China is the biggest consumer of LPG, a compressed mix of propane and butane that was previously mainly used for heating and transport. It has lined up about 100,000 bpd of long-term U.S. LPG imports with supplies mostly starting in 2015-16, traders said.
China's first purchases of U.S. LPG were made last year, amounting to 3,530 barrels per day, according to Chinese customs' data, in deals done by little known private firms.
Earlier this year, Sinopec Corp , Asia's largest refiner, struck a deal to buy LPG from U.S. refining company Phillips 66 for delivery from 2016.
China's total LPG imports could reach half-a-million bpd by 2020, up nearly four-fold from last year and overtaking other key Asian importers such as Singapore and Indonesia, they said.
CNOOC group, parent of China's largest offshore oil producer CNOOC Ltd , is spending $8 billion to expand its refining and petrochemical complex in Huizhou, near Hong Kong.
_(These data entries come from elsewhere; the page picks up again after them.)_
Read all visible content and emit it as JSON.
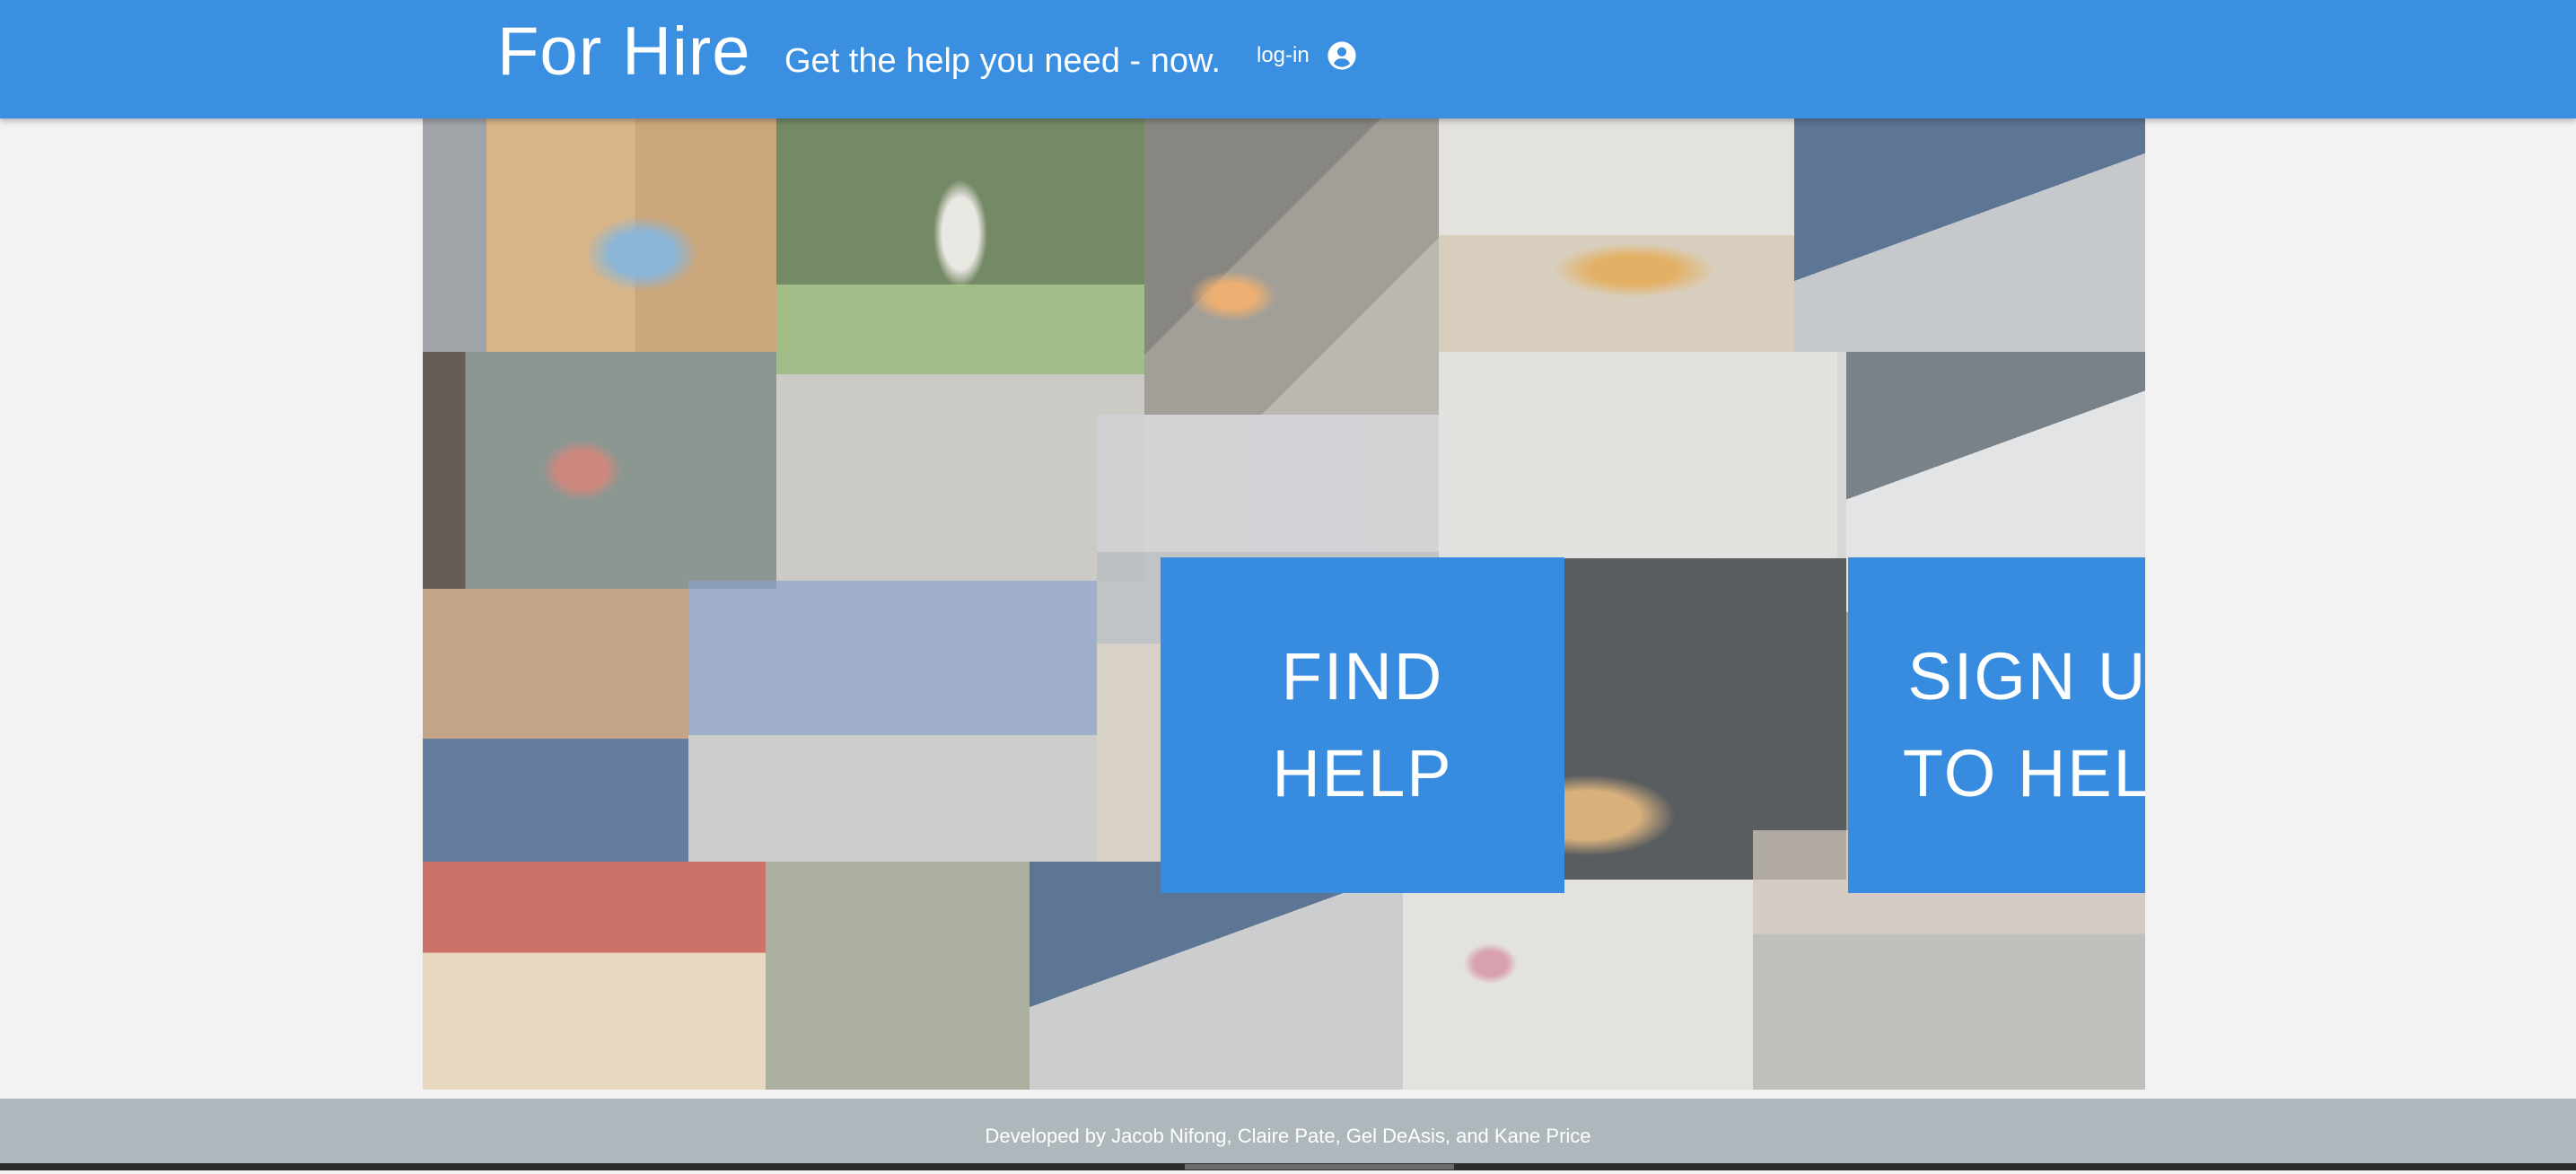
{
  "header": {
    "title": "For Hire",
    "tagline": "Get the help you need - now.",
    "login_label": "log-in",
    "account_icon": "account-circle-icon"
  },
  "actions": {
    "find_help_line1": "FIND",
    "find_help_line2": "HELP",
    "sign_up_line1": "SIGN UP",
    "sign_up_line2": "TO HELP"
  },
  "collage": {
    "photos": [
      "paint-brush-on-wood",
      "girl-on-swing",
      "metal-grinder-sparks",
      "plated-desserts",
      "laptop-code",
      "we-are-open-sign",
      "pens-on-paper",
      "office-lobby",
      "mechanic-engine",
      "warehouse-cleaner",
      "suburban-house",
      "tutor-with-child",
      "worker-red-cap",
      "pizza",
      "girl-with-laptop",
      "cash-briefcase",
      "laptop-code-2",
      "table-setting",
      "newspapers"
    ]
  },
  "footer": {
    "credits": "Developed by Jacob Nifong, Claire Pate, Gel DeAsis, and Kane Price"
  },
  "colors": {
    "primary": "#3a8fe0",
    "footer": "#aeb7bc",
    "background": "#f2f2f2"
  }
}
The second phase of the project calls for the construction of a 200,000-barrels-per-day refinery and a 1 million-tonne-per-year ethylene plant on top of its existing 240,000-bpd refinery and 800,000-tpy ethylene plant.
The design of the second-phase project is almost completed, and construction is ready to begin in the second half of this year, said executives of Sinopec Engineering, a unit of Sinopec Group, parent of Sinopec Corp.